Identification of clinically-relevant phenoclusters among severe COVID ARDS patients
Over the course of the COVID-19 pandemic, hospital systems have been overwhelmed by the number of patients, resulting in a global healthcare crisis. Patients with COVID-19 have a wide variety of clinical outcomes, and risk factors are still not well understood. Among those with severe COVID-19, a subgroup of patients further develop COVID-19-related Acute Respiratory Distress Syndrome (COVID ARDS), leading to a high burden on hospital ICUs as well as high mortality rates. Furthermore, there is ongoing debate as to whether tailored treatments are required for COVID ARDS patients compared to ARDS patients without COVID-19. In order to improve treatments and standard of care, it is vital to understand the clinical and genetic landscape of patients with COVID-19.

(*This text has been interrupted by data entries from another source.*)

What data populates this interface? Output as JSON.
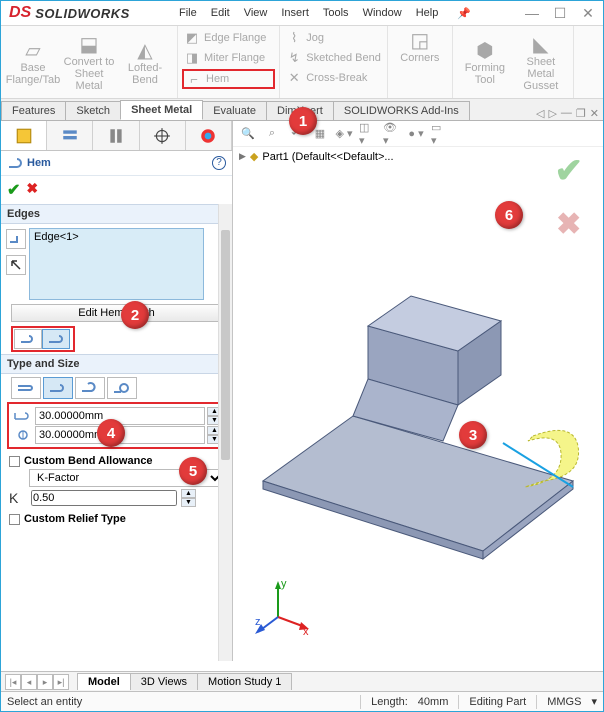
{
  "app": {
    "logo_prefix": "DS",
    "name": "SOLIDWORKS"
  },
  "menu": {
    "file": "File",
    "edit": "Edit",
    "view": "View",
    "insert": "Insert",
    "tools": "Tools",
    "window": "Window",
    "help": "Help"
  },
  "ribbon": {
    "base": "Base Flange/Tab",
    "convert": "Convert to Sheet Metal",
    "lofted": "Lofted-Bend",
    "edge_flange": "Edge Flange",
    "miter_flange": "Miter Flange",
    "hem": "Hem",
    "jog": "Jog",
    "sketched_bend": "Sketched Bend",
    "cross_break": "Cross-Break",
    "corners": "Corners",
    "forming": "Forming Tool",
    "gusset": "Sheet Metal Gusset"
  },
  "tabs": {
    "features": "Features",
    "sketch": "Sketch",
    "sheet_metal": "Sheet Metal",
    "evaluate": "Evaluate",
    "dimxpert": "DimXpert",
    "addins": "SOLIDWORKS Add-Ins"
  },
  "panel": {
    "title": "Hem",
    "edges_head": "Edges",
    "edge_item": "Edge<1>",
    "edit_hem": "Edit Hem Width",
    "type_head": "Type and Size",
    "dim1": "30.00000mm",
    "dim2": "30.00000mm",
    "cba": "Custom Bend Allowance",
    "kfactor_opt": "K-Factor",
    "k_val": "0.50",
    "crt": "Custom Relief Type"
  },
  "tree": {
    "part": "Part1  (Default<<Default>..."
  },
  "btabs": {
    "model": "Model",
    "views": "3D Views",
    "motion": "Motion Study 1"
  },
  "status": {
    "prompt": "Select an entity",
    "length_lbl": "Length:",
    "length_val": "40mm",
    "mode": "Editing Part",
    "units": "MMGS"
  },
  "callouts": {
    "c1": "1",
    "c2": "2",
    "c3": "3",
    "c4": "4",
    "c5": "5",
    "c6": "6"
  },
  "chart_data": null
}
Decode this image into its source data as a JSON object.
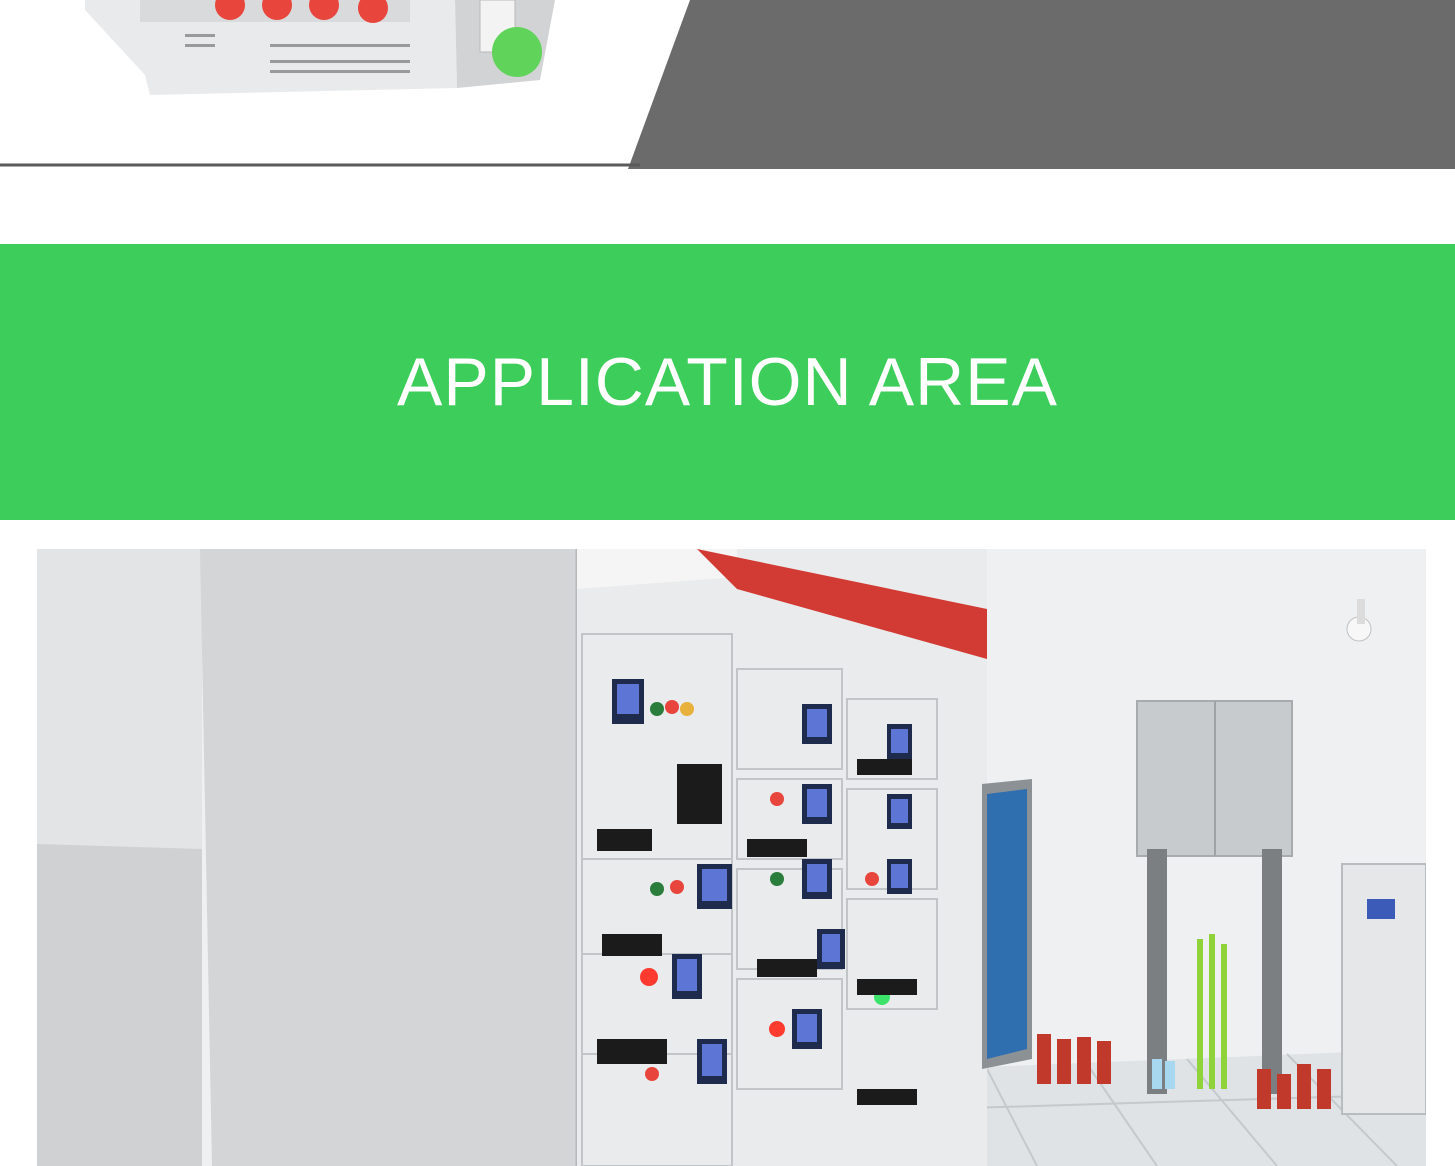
{
  "section": {
    "title": "APPLICATION AREA"
  },
  "colors": {
    "accent_green": "#3ccd5a",
    "banner_gray": "#6b6b6b",
    "button_red": "#e8453c",
    "cabinet_red": "#d23b33",
    "door_blue": "#2f6fb0"
  },
  "images": {
    "product": "product-meter-photo",
    "application": "switchgear-room-photo"
  }
}
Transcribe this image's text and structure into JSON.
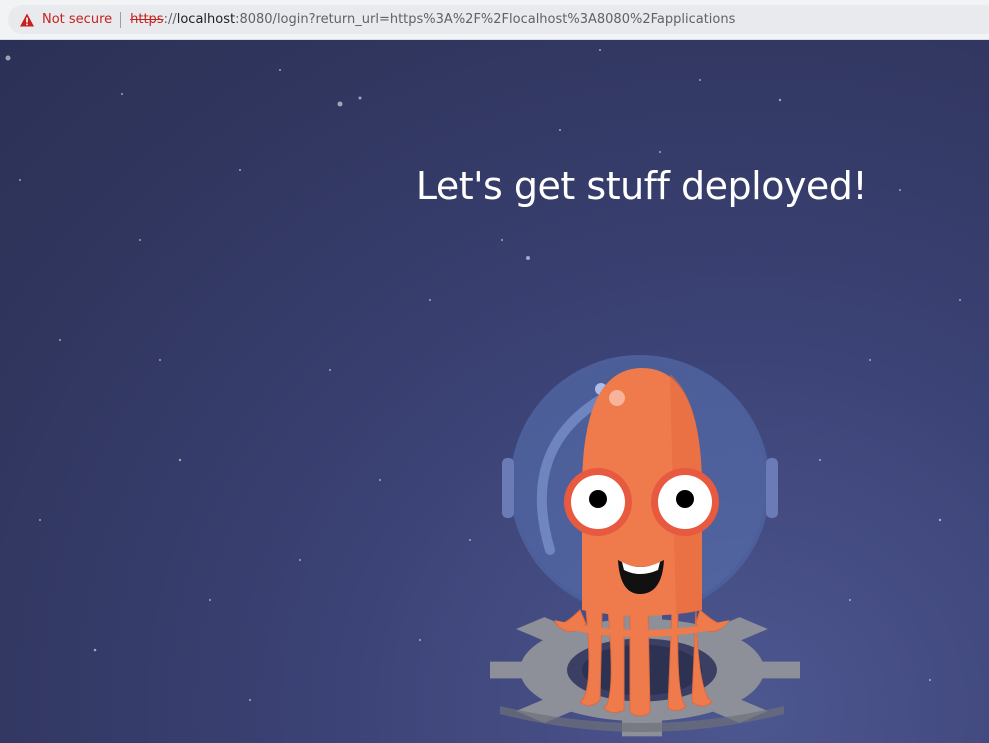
{
  "browser": {
    "security_label": "Not secure",
    "url_scheme": "https",
    "url_sep": "://",
    "url_host": "localhost",
    "url_rest": ":8080/login?return_url=https%3A%2F%2Flocalhost%3A8080%2Fapplications",
    "icons": {
      "security": "warning-triangle-icon"
    },
    "colors": {
      "warning": "#c5221f"
    }
  },
  "page": {
    "headline": "Let's get stuff deployed!",
    "mascot": "argo-octopus-astronaut",
    "colors": {
      "background": "#343a66",
      "octopus": "#ef7b4d",
      "gear": "#8a8c95"
    }
  }
}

In previous work, our group has developed machine learning techniques to identify subgroups within COVID ARDS based on electronic health records from a New York City healthcare system. We showed that COVID ARDS patients can be grouped into distinct groups based on their clinical features and those distinct groups have differences in outcomes. We wish to validate and improve our pipeline using genomic features. By doing so, we hope to identify novel biomarkers for COVID ARDS that can guide tailored treatments. In this proposal, we will use data from the UK Biobank to profile COVID-19 patients into subgroups using both clinical and genetic information, confirming the presence of these patient clusters in the UK population. Our objectives are to characterize these sub-groups based on clinical outcome, identifying potential sources of genetic differences within these groups, and by doing so, better understand the clinical and genetic factors that distinguish severity groups of COVID-19 patients. We will use these results to identify whether tailored treatments could be developed to improve the outcomes of COVID ARDS patients.